I focused on it the way I had in the room the night before, breathing through the pressure on my chest. The fear dulled, edges smoothing as something cold and sharp slid into place behind my thoughts.

I pushed.

Rhea's eyes widened as she was thrown off me, skidding backward across the damp ground. She caught herself quickly, but the damage was done.

Murmurs rippled through the pack.

The alpha stepped forward, eyes locked on me. "Enough."

Rhea rose slowly, brushing dirt from her clothes. Her expression had changed—not mocking now, but wary.

"You didn't overpower me," she said. "You redirected."

"I don't know how," I said, shaking.

"You will."

The alpha turned to the pack. "This is what adaptation looks like."

His gaze returned to me. "You don't burn hot. You don't explode."

He took a step closer. "You endure."

Something in his tone sent a shiver down my spine.

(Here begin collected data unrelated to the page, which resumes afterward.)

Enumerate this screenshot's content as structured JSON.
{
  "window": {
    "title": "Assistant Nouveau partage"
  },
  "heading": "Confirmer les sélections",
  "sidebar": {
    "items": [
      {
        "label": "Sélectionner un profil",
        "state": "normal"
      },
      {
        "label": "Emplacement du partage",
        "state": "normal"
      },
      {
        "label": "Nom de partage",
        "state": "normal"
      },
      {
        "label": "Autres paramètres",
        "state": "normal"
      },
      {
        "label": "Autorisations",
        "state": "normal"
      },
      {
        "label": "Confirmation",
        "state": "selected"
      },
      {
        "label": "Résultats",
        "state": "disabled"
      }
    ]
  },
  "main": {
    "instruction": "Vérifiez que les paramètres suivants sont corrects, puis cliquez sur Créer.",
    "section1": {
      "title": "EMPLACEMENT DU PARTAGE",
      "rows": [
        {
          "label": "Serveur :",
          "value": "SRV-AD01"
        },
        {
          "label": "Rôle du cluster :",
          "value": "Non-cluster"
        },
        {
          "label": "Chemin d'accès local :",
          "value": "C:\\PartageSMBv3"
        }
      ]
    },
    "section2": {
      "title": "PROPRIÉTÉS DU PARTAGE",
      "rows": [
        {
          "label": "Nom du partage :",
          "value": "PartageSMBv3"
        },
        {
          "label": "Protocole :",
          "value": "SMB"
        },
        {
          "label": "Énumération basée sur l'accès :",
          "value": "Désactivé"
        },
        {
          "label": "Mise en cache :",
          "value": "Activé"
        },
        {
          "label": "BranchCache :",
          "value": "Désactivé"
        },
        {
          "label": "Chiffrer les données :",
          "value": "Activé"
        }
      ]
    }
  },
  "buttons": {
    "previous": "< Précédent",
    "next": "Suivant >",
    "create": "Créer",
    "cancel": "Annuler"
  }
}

"Training continues," he said. "Twice daily."

A groan rose from somewhere in the crowd.

I sagged as the adrenaline drained out of me, legs trembling. Rhea approached and caught my arm before I could fall.

"Don't get proud," she muttered. "You're still fragile."

"I know," I whispered.

She paused, then added, quieter, "But you're learning faster than you should."

As they led me back toward the lower quarters, the clearing buzzed with low voices. I kept my head down, but I could feel it, the shift.

They weren't just watching me anymore.

They were measuring me.

And deep inside, beneath the exhaustion and fear, the quiet presence stirred again.

Not hungry.

Not raging.

Waiting...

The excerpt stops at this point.